# Problem installing amd64



## DemoDoG (Nov 20, 2008)

I just got a AMD Sempron 3000+ computer and want to install FreeBSD 7.0 amd64 on it. But I got into trouble. Just before sysinstall starts I got lots of failures about the HDD. But sysinstall starts and I can go through all the options (although it changed the geometry of the hdd). But when installation will start formatting the harddrive it stops and says it canÂ´t write to it. I tried another hdd and got the same problem. Both disks are IDE. The error message says something about DMA, i think there is some problem with the settings in bios. Or should i try disable DMA somehow through a safe mode setup and hope that it works better when it is installed.

Perhaps I should change it in BIOS from ultra DMA to PIO4 or something? But I guess it gets slower then when writing? I have seen on some forums that there is some bug in FreeBSD regarding DMA.
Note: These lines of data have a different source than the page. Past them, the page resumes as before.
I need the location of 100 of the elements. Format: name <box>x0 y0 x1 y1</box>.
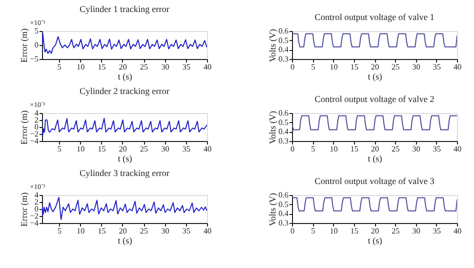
y-tick-label: −5 <box>30 54 38 64</box>
x-tick-label: 35 <box>182 62 190 72</box>
x-tick-label: 35 <box>432 144 441 154</box>
x-tick-label: 25 <box>392 62 400 72</box>
y-tick-label: −4 <box>30 218 38 228</box>
y-tick-label: 2 <box>34 116 38 124</box>
x-tick-label: 40 <box>454 62 462 72</box>
y-tick-label: 4 <box>34 108 38 118</box>
x-tick-label: 35 <box>182 144 190 154</box>
x-tick-label: 15 <box>350 62 358 72</box>
x-tick-label: 5 <box>311 62 316 72</box>
x-tick-label: 20 <box>371 226 379 236</box>
x-tick-label: 0 <box>290 226 294 236</box>
x-tick-label: 15 <box>350 226 358 236</box>
line-series <box>42 196 207 220</box>
x-tick-label: 5 <box>311 144 316 154</box>
y-axis-title: Error (m) <box>18 28 29 63</box>
y-tick-label: 4 <box>34 190 38 200</box>
x-tick-label: 40 <box>454 144 462 154</box>
y-tick-label: 0.5 <box>278 36 288 45</box>
x-tick-label: 25 <box>140 144 148 154</box>
y-axis-title: Error (m) <box>18 192 29 227</box>
x-tick-label: 35 <box>182 226 190 236</box>
x-tick-label: 20 <box>118 226 127 236</box>
y-tick-label: −2 <box>30 212 38 220</box>
line-series <box>42 33 207 54</box>
y-tick-label: 0 <box>34 122 38 132</box>
x-tick-label: 40 <box>204 226 212 236</box>
x-axis-title: t (s) <box>118 236 132 246</box>
x-axis-title: t (s) <box>368 236 382 246</box>
y-tick-label: 0.3 <box>278 136 288 146</box>
y-tick-label: 0.3 <box>278 54 288 64</box>
x-tick-label: 15 <box>98 62 106 72</box>
y-tick-label: 0.4 <box>278 45 288 54</box>
x-tick-label: 10 <box>76 226 85 236</box>
x-tick-label: 25 <box>392 226 400 236</box>
x-axis-title: t (s) <box>368 154 382 164</box>
y-axis-title: Volts (V) <box>268 28 278 62</box>
chart-title: Control output voltage of valve 2 <box>314 94 434 104</box>
x-axis-title: t (s) <box>368 72 382 82</box>
x-tick-label: 20 <box>371 62 379 72</box>
line-series <box>292 115 457 130</box>
x-tick-label: 10 <box>76 144 85 154</box>
x-tick-label: 20 <box>371 144 379 154</box>
y-tick-label: 0.4 <box>278 127 288 136</box>
x-tick-label: 15 <box>98 226 106 236</box>
x-tick-label: 10 <box>330 62 338 72</box>
chart-title: Cylinder 3 tracking error <box>80 168 170 178</box>
x-tick-label: 30 <box>161 144 170 154</box>
y-tick-label: 5 <box>34 26 38 36</box>
x-tick-label: 40 <box>204 62 212 72</box>
x-tick-label: 10 <box>76 62 85 72</box>
x-tick-label: 5 <box>57 144 62 154</box>
x-tick-label: 30 <box>161 226 170 236</box>
y-tick-label: 0.6 <box>278 108 288 118</box>
y-tick-label: 0.6 <box>278 26 288 36</box>
y-tick-label: 0 <box>34 204 38 214</box>
y-tick-label: 2 <box>34 198 38 206</box>
x-tick-label: 30 <box>412 144 420 154</box>
x-tick-label: 35 <box>432 62 441 72</box>
x-tick-label: 25 <box>140 62 148 72</box>
y-tick-label: 0.4 <box>278 209 288 218</box>
x-tick-label: 0 <box>290 144 294 154</box>
line-series <box>292 33 457 48</box>
x-tick-label: 10 <box>330 144 338 154</box>
x-tick-label: 15 <box>350 144 358 154</box>
x-tick-label: 30 <box>412 62 420 72</box>
x-tick-label: 25 <box>392 144 400 154</box>
y-tick-label: 0.5 <box>278 200 288 209</box>
chart-title: Control output voltage of valve 1 <box>314 12 434 22</box>
x-tick-label: 40 <box>204 144 212 154</box>
x-tick-label: 20 <box>118 62 127 72</box>
chart-title: Control output voltage of valve 3 <box>314 176 435 186</box>
x-tick-label: 20 <box>118 144 127 154</box>
y-tick-label: 0.3 <box>278 218 288 228</box>
chart-title: Cylinder 2 tracking error <box>80 86 170 96</box>
x-tick-label: 30 <box>412 226 420 236</box>
x-tick-label: 30 <box>161 62 170 72</box>
line-series <box>292 197 457 212</box>
line-series <box>42 118 207 136</box>
y-tick-label: 0.5 <box>278 118 288 127</box>
x-tick-label: 40 <box>454 226 462 236</box>
y-tick-label: −4 <box>30 136 38 146</box>
y-axis-title: Volts (V) <box>268 192 278 226</box>
x-tick-label: 15 <box>98 144 106 154</box>
x-axis-title: t (s) <box>118 72 132 82</box>
y-tick-label: 0 <box>34 40 38 50</box>
x-tick-label: 35 <box>432 226 441 236</box>
x-tick-label: 0 <box>290 62 294 72</box>
x-tick-label: 10 <box>330 226 338 236</box>
y-tick-label: −2 <box>30 130 38 138</box>
x-axis-title: t (s) <box>118 154 132 164</box>
y-axis-title: Volts (V) <box>268 110 278 144</box>
x-tick-label: 25 <box>140 226 148 236</box>
x-tick-label: 5 <box>57 62 62 72</box>
chart-title: Cylinder 1 tracking error <box>80 4 170 14</box>
y-tick-label: 0.6 <box>278 190 288 200</box>
x-tick-label: 5 <box>311 226 316 236</box>
x-tick-label: 5 <box>57 226 62 236</box>
y-axis-title: Error (m) <box>18 110 29 145</box>
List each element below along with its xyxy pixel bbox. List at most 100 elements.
Got some more info that it could be some problem with to long cable or wo fast DMA setting.


----------



## manefesto (Nov 20, 2008)

may be installed in other computer and insert that hard driver into your computer with Sempron ?


----------



## DemoDoG (Nov 24, 2008)

this problem was solved by deisable DMA in boot load. I guess I have to get one of thos 80 pair cables.


----------